Interview with a Zinester: Maggie Negrete!

Our next interview is with zinester Maggie Negrete, a.k.a. mgglnt! Read on for musings.

Maggie Negrete, a long blond-haired person, standing behind a row of their zines at a zine fest.

Maggie Negrete, a long blond-haired person wearing glasses, standing behind a row of their zines at a zine fest.

Kindly give us a short description of yourself and the work you do.

I am a native of SW Pennsylvania and Vassar College alum that has pursued far reaching academic interests (chemistry, latin american history, linguistics) but has found myself deeply rooted in my community of Pittsburgh as an artist, educator and community organizer. My work ranges from typography, illustration, and relief printing to installation and graphic design. I love solving problems with my art and helping my students and neighbors actualize their ideas through art-making as well. I feel lucky to teach for MGR Youth Empowerment, to work at the Greater Pittsburgh Arts Council and to organize the Pittsburgh Zine Fair

How did you get introduced to zines? Were you influenced by anyone?

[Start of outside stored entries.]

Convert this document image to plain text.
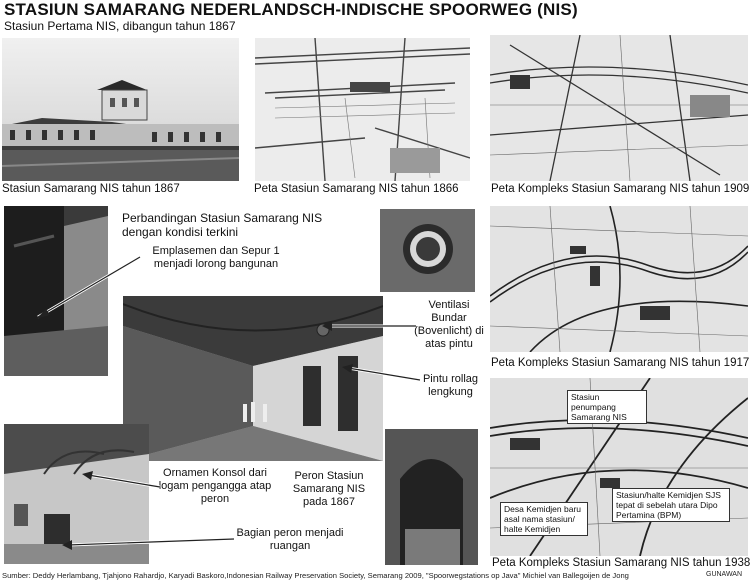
STASIUN SAMARANG NEDERLANDSCH-INDISCHE SPOORWEG (NIS)
Stasiun Pertama NIS, dibangun tahun 1867
Stasiun Samarang NIS tahun 1867	Peta Stasiun Samarang NIS tahun 1866	Peta Kompleks Stasiun Samarang NIS tahun 1909
Perbandingan Stasiun Samarang NIS dengan kondisi terkini
Emplasemen dan Sepur 1 menjadi lorong bangunan
Ventilasi Bundar (Bovenlicht) di atas pintu
Pintu rollag lengkung
Ornamen Konsol dari logam pengangga atap peron
Peron Stasiun Samarang NIS pada 1867
Bagian peron menjadi ruangan
Peta Kompleks Stasiun Samarang NIS tahun 1917
Stasiun penumpang Samarang NIS
Stasiun/halte Kemidjen SJS tepat di sebelah utara Dipo Pertamina (BPM)
Desa Kemidjen baru asal nama stasiun/ halte Kemidjen
Peta Kompleks Stasiun Samarang NIS tahun 1938
Sumber: Deddy Herlambang, Tjahjono Rahardjo, Karyadi Baskoro,Indonesian Railway Preservation Society, Semarang 2009, "Spoorwegstations op Java" Michiel van Ballegoijen de Jong	GUNAWAN
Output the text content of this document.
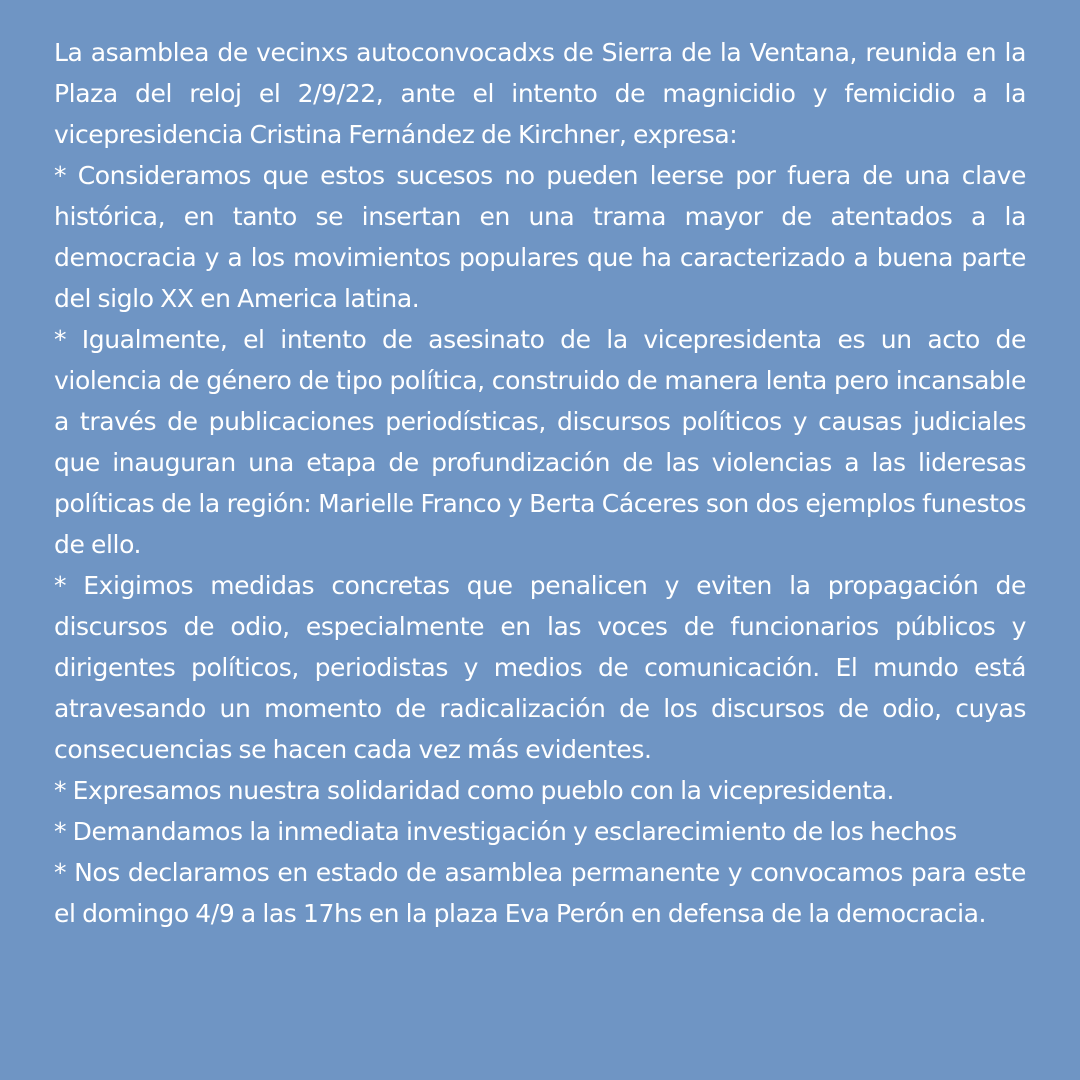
La asamblea de vecinxs autoconvocadxs de Sierra de la Ventana, reunida en la Plaza del reloj el 2/9/22, ante el intento de magnicidio y femicidio a la vicepresidencia Cristina Fernández de Kirchner, expresa:

* Consideramos que estos sucesos no pueden leerse por fuera de una clave histórica, en tanto se insertan en una trama mayor de atentados a la democracia y a los movimientos populares que ha caracterizado a buena parte del siglo XX en America latina.

* Igualmente, el intento de asesinato de la vicepresidenta es un acto de violencia de género de tipo política, construido de manera lenta pero incansable a través de publicaciones periodísticas, discursos políticos y causas judiciales que inauguran una etapa de profundización de las violencias a las lideresas políticas de la región: Marielle Franco y Berta Cáceres son dos ejemplos funestos de ello.

* Exigimos medidas concretas que penalicen y eviten la propagación de discursos de odio, especialmente en las voces de funcionarios públicos y dirigentes políticos, periodistas y medios de comunicación. El mundo está atravesando un momento de radicalización de los discursos de odio, cuyas consecuencias se hacen cada vez más evidentes.

* Expresamos nuestra solidaridad como pueblo con la vicepresidenta.

* Demandamos la inmediata investigación y esclarecimiento de los hechos

* Nos declaramos en estado de asamblea permanente y convocamos para este el domingo 4/9 a las 17hs en la plaza Eva Perón en defensa de la democracia.
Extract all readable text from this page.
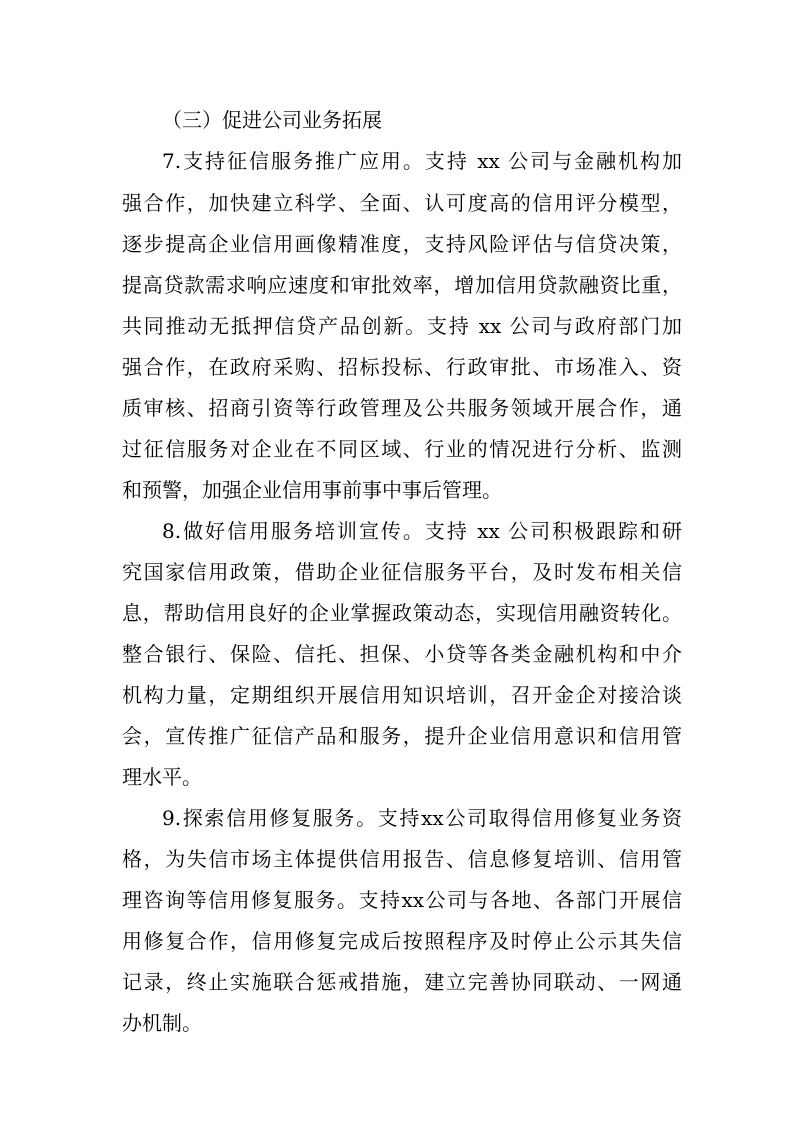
（三）促进公司业务拓展
7.支持征信服务推广应用。支持 xx 公司与金融机构加
强合作，加快建立科学、全面、认可度高的信用评分模型，
逐步提高企业信用画像精准度，支持风险评估与信贷决策，
提高贷款需求响应速度和审批效率，增加信用贷款融资比重，
共同推动无抵押信贷产品创新。支持 xx 公司与政府部门加
强合作，在政府采购、招标投标、行政审批、市场准入、资
质审核、招商引资等行政管理及公共服务领域开展合作，通
过征信服务对企业在不同区域、行业的情况进行分析、监测
和预警，加强企业信用事前事中事后管理。
8.做好信用服务培训宣传。支持 xx 公司积极跟踪和研
究国家信用政策，借助企业征信服务平台，及时发布相关信
息，帮助信用良好的企业掌握政策动态，实现信用融资转化。
整合银行、保险、信托、担保、小贷等各类金融机构和中介
机构力量，定期组织开展信用知识培训，召开金企对接洽谈
会，宣传推广征信产品和服务，提升企业信用意识和信用管
理水平。
9.探索信用修复服务。支持xx公司取得信用修复业务资
格，为失信市场主体提供信用报告、信息修复培训、信用管
理咨询等信用修复服务。支持xx公司与各地、各部门开展信
用修复合作，信用修复完成后按照程序及时停止公示其失信
记录，终止实施联合惩戒措施，建立完善协同联动、一网通
办机制。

I started making art books in high school and inevitably, someone said the word “ZINE”. It wasn’t until college that I began working on an Anarchist zine at Vassar with the Catalyst working group. This experience was fundamental to my interest in making zines as I saw the impact they had on community organizing and radical info sharing. Nowadays, I find myself surrounded by amazing zinesters: photographers, writers, cartoonists, etc. and have to give a hardy shout out to my local Zine Librarian, Jude Vachon for being the best advocate and steward of zines in Pittsburgh.

What does it mean to do “feminist zine-making”? Does feminism appear in your work (explicitly or implicitly)?

Feminism is a core facet to my art-making and has been since my first independent projects in high school. I am fascinated by the role of womyn in society and how there is often a large dichotomy between their fragile depictions in literature and on screen versus the dynamic womyn I have had in my own life. Oftentimes, my feminism is tied to the occult, especially early paganism/shamanism that acknowledges the strength of female deities and womyn as leaders in their communities. With the rise of Judeo-Christian and patriarchal societies, these spiritualities and mythologies were supplanted and co-opted to favor masculine narratives. Feminist zine-making, in my mind, is tied to the reclamation of the power, the voice and presence of womyn in society that was taken through manipulating history and demonizing feminine power. Womyn need a platform, and zines are the kind of radical vehicle to carry our voices without hindrance.

What is your favorite zine or piece of mail art? Do you like any specific style/part of a zine?

OMG I CAN’T PICK ONE ZINE. I love fancy art-book esque zines and I love cut-n-paste zines all the same. My favorite part of a zine is probably the sheer fact that it exists, that someone had an idea and brought it to life

If you could sum up your zinester life in a kitchen appliance, what appliance would it be?

Casserole Dish.

Finally, who are some of the other zinesters you’re excited to see at this year’s feminist zine fest?

I am excited to finally meet Annie Mok (who was unable at the last minute to come for the Pgh Zine Fair) and to see the work of Sarah Mangle because I love coloring books!!